技術面での課題は多く、疾患に対する医薬品の有効性を見極めるための予期バイオマーカーと、病気の進行度を測るための予後診断バイオマーカーとを完全に区別化して扱えるようになるまでには、まだ多くの難題を残しています。よって、近年製薬企業では、個別化医療についてのビジネスモデルはその規模をバイオバンク・イニシアチブまで縮小し、病気の早期段階において兆候を見落とさぬようバイトマーカーを用いている傾向が読み取れます。また、かつて個別化医療プレイヤーとして自らを定義し始めていた多くの診断機器企業も、診断価格がある種の固定となっている点やフィー・フォー・サービス(サービスごとの報酬)が一般化している点などの理由を挙げ、現在ではバリューキャプチャーは医薬品にあるとの認識を持っています。
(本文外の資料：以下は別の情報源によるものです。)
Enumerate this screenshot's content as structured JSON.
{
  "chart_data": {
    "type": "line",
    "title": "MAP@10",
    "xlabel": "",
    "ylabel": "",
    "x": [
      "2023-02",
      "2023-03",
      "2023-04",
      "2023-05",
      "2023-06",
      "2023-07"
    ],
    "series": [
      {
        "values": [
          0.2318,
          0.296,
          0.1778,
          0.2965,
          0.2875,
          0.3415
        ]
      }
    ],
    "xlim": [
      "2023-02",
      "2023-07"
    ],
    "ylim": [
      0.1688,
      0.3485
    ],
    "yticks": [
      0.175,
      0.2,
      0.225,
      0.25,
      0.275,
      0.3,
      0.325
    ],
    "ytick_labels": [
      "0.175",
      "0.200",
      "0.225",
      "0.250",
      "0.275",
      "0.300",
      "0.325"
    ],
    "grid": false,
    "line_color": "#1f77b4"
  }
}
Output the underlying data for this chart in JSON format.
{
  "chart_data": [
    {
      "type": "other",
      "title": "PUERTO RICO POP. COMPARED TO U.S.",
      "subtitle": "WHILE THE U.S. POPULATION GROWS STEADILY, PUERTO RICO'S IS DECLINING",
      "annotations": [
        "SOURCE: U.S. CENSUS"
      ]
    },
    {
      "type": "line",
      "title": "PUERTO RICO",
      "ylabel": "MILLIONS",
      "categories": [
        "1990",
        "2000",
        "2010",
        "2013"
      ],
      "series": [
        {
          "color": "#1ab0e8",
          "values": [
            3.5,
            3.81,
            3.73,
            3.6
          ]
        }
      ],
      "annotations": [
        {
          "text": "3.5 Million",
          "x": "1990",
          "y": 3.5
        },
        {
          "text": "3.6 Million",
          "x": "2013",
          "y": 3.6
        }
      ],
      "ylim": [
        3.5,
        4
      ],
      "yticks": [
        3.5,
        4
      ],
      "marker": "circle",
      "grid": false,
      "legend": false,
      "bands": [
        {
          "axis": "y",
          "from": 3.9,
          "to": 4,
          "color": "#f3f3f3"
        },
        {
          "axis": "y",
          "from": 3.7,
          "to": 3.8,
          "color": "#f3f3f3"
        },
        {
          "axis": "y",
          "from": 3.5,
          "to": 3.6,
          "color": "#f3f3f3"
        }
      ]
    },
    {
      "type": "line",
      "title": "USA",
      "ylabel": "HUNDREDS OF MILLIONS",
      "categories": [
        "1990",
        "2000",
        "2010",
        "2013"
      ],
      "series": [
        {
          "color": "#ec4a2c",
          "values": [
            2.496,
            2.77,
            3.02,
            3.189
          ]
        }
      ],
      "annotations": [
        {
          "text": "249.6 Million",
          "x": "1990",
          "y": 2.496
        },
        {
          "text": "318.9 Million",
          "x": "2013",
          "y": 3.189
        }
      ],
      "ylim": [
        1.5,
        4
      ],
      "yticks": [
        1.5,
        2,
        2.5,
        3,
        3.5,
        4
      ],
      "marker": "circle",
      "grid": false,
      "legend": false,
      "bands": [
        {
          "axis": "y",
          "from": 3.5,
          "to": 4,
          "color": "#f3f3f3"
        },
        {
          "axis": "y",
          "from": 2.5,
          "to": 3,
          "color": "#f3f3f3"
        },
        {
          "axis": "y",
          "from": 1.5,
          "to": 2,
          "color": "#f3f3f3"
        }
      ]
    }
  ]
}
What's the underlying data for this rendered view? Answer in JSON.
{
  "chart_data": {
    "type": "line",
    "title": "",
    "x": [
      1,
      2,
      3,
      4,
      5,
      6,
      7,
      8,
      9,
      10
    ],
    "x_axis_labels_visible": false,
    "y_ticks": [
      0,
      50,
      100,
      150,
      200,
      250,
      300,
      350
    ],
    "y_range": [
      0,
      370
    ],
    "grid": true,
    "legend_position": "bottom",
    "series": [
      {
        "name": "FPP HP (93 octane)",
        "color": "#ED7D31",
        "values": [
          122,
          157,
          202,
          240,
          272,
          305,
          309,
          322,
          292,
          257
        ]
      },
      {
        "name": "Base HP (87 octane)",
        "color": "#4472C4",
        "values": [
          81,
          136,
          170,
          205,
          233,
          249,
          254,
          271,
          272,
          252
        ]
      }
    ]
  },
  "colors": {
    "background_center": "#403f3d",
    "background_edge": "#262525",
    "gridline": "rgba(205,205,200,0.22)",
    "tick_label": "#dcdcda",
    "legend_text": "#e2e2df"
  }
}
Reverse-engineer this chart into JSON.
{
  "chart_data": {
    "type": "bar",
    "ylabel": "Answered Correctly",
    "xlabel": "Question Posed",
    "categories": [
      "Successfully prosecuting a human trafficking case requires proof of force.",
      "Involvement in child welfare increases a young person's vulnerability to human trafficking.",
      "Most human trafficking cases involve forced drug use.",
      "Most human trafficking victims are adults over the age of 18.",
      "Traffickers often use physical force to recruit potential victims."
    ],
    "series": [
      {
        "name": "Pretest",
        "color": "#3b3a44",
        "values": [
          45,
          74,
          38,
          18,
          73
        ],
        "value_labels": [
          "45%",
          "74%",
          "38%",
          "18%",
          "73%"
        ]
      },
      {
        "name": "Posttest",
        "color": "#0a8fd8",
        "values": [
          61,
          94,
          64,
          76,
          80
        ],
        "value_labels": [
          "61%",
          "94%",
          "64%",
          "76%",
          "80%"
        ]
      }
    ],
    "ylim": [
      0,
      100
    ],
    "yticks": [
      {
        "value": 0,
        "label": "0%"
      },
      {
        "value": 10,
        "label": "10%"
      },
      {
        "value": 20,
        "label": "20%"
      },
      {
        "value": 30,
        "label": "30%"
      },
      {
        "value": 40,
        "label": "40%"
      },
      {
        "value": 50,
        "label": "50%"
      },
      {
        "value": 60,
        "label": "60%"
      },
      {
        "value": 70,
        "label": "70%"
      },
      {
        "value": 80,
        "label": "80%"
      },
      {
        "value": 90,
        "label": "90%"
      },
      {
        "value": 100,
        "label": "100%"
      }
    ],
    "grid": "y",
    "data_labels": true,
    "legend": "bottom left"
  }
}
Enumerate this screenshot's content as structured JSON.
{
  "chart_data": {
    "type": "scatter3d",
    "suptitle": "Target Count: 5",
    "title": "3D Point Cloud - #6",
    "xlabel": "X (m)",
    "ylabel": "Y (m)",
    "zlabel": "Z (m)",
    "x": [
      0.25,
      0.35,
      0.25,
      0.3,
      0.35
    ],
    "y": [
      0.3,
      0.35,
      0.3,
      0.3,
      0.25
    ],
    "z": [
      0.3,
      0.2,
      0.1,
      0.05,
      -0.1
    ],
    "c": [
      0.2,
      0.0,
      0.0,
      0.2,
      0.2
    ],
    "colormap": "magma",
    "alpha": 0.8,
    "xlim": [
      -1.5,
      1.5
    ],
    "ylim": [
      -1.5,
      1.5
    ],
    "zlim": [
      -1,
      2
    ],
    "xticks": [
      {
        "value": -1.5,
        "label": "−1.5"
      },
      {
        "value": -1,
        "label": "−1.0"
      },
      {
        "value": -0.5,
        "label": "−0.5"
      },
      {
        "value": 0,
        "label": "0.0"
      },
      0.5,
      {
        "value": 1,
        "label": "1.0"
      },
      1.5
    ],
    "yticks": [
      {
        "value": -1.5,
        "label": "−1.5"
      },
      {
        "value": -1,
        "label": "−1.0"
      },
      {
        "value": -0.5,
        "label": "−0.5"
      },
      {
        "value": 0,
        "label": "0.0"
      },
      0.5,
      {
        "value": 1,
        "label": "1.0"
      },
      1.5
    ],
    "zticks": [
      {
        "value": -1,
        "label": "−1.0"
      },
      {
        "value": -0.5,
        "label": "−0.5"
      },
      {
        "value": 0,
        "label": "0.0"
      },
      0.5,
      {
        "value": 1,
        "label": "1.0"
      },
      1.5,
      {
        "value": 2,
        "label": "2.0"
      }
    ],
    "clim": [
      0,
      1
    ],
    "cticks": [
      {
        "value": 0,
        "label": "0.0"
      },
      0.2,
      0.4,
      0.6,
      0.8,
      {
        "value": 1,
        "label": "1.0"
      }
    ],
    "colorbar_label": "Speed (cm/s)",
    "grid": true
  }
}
カテニオンでは、一つの新技術が安定したプラットフォームとして定着するためには、最盛期、抑制期、第二次最盛期、安定期といういくつかのステージを経るという見方をしております。よって、個別化医療についても同様に、初期の期待がピークに達した後、徐々に抑制の道をたどり、過去数年においては不振期にあったという見解を持っております。モノクローナル抗体など他テクノロジーが辿った道に従うならば、個別化医療も今まさに第二次最盛期を迎えようとするところで、それは規制的枠組みをもって、バイオマーカーや診断検査が安定的に新薬開発及び臨床試験へ取り込まれているという事実からも裏づけすることができます。その一方、ビジネスモデルとしては、従来のR&Dプロセスにおいて個別化医療アプローチが与える影響や、また医薬品と診断を一体化した上での価格設定及び流通など、解決すべき課題が多様に残っていることが示唆できます。
カテニオンでは、製薬・医薬診断業界をリードするこれからのプレイヤーに向けて、技術面そしてビジネスモデルの両面を十分に考慮した戦略開発支援を続けております。